Castles in Spain
– the origin of the Parador hotels
One of the great benefits of living in Spain’s beautiful capital Madrid is the closeness to one of the countries best preserved cultural heritages – the legendary Paradores. Last weekend my family and I visited the Parador the Oropesa located just outside Spain’s former capital Toledo. The visit encouraged me to investigate the concept of the Paradores further, and I came to discover a history I contentedly like to share.
It all started in 1910 when the government of Spain, led by José Canalejas, in time of the monarch Alfonso XIII, initiated a project of creating a hotel structure with the intention to preserve and present the Spanish cultural and historical heritage. Moreover, the project aimed to create jobs and a better socioeconomic situation for the poorer regions in the country and also to encourage increased contact and collaboration between them.
Many of the Paradores mutually have a history of being a result of the Moors architectural and building art that later was concurred by the Spaniards. However, the 93 Spanish Paradores all have their unique history that are all well worth studying. For example, the Parador Oropesa is installed in the magnificent castle of Oropesa, whose main architectural structure is dating back to the mid fifteenth century. The Parador of Oropesa was once the stately home of the powerful family Alvares de Toledo, count of Oropesa, but has also been a refuge area for soldiers, religious and nobles. Each Parador most certainly has its own uniqueness. Some of them are holding art and other cultural museums; some are more gastronomically oriented while others have a golf-focus. Indisputably, all of them are fantastic place attractors for their specific region.
The Paradores has become a very important part of the Spanish tourist industry, and they are examples of truly good place attractors. The grandson of Pablo Ruiz Picasso, Bernard Ruiz-Picasso, expressed the importance of them for the specific regions and for Spain as follows.

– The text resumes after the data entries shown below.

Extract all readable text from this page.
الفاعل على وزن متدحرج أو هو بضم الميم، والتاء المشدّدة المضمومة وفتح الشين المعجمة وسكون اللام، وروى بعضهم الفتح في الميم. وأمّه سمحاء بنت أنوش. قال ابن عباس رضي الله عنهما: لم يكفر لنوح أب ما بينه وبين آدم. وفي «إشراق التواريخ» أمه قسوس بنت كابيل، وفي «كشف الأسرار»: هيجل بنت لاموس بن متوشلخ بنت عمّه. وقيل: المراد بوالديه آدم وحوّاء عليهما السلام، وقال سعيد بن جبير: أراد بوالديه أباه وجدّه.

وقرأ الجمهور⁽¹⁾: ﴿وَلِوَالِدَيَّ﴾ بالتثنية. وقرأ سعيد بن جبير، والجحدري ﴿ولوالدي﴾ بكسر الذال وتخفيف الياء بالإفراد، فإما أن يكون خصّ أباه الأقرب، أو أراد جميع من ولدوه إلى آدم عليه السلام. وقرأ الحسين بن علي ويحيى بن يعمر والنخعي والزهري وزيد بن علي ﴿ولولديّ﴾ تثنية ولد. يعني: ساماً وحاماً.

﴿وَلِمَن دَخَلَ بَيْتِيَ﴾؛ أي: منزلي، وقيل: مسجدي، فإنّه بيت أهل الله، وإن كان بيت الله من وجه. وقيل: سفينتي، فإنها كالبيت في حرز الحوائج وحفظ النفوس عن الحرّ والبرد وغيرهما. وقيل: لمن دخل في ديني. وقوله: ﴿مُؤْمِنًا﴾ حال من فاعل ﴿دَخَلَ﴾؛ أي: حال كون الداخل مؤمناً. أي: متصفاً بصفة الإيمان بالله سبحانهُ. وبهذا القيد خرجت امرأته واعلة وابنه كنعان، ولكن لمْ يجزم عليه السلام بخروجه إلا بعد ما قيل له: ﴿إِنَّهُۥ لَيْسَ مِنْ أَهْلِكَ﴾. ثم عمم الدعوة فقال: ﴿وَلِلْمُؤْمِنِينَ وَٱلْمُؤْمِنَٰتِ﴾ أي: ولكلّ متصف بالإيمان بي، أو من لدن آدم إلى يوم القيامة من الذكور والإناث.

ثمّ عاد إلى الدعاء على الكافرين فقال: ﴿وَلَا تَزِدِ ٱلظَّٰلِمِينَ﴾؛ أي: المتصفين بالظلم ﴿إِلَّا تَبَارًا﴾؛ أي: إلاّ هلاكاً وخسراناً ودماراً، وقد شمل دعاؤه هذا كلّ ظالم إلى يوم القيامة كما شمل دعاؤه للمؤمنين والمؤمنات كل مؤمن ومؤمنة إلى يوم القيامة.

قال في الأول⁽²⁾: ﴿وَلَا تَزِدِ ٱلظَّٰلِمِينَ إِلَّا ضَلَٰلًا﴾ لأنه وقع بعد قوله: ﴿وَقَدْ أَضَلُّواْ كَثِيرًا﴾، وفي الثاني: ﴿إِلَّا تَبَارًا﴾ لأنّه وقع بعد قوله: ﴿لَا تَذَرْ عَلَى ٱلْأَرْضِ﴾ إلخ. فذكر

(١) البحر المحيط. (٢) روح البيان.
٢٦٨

“My very first time in Spain, me and my family stayed at one of the beautiful Paradores. Staying there became something very special for me. In recent years I have seen that these establishments are having a very strong impact on the places and regions where they are located. The work to renovate and preserve these old buildings is a story of success, and the Paradores has become a important part of the country Spain and its tourist image”
If you ever get the chance – visit one of the Paradors it definitely gives a taste of more, in more than just one sense!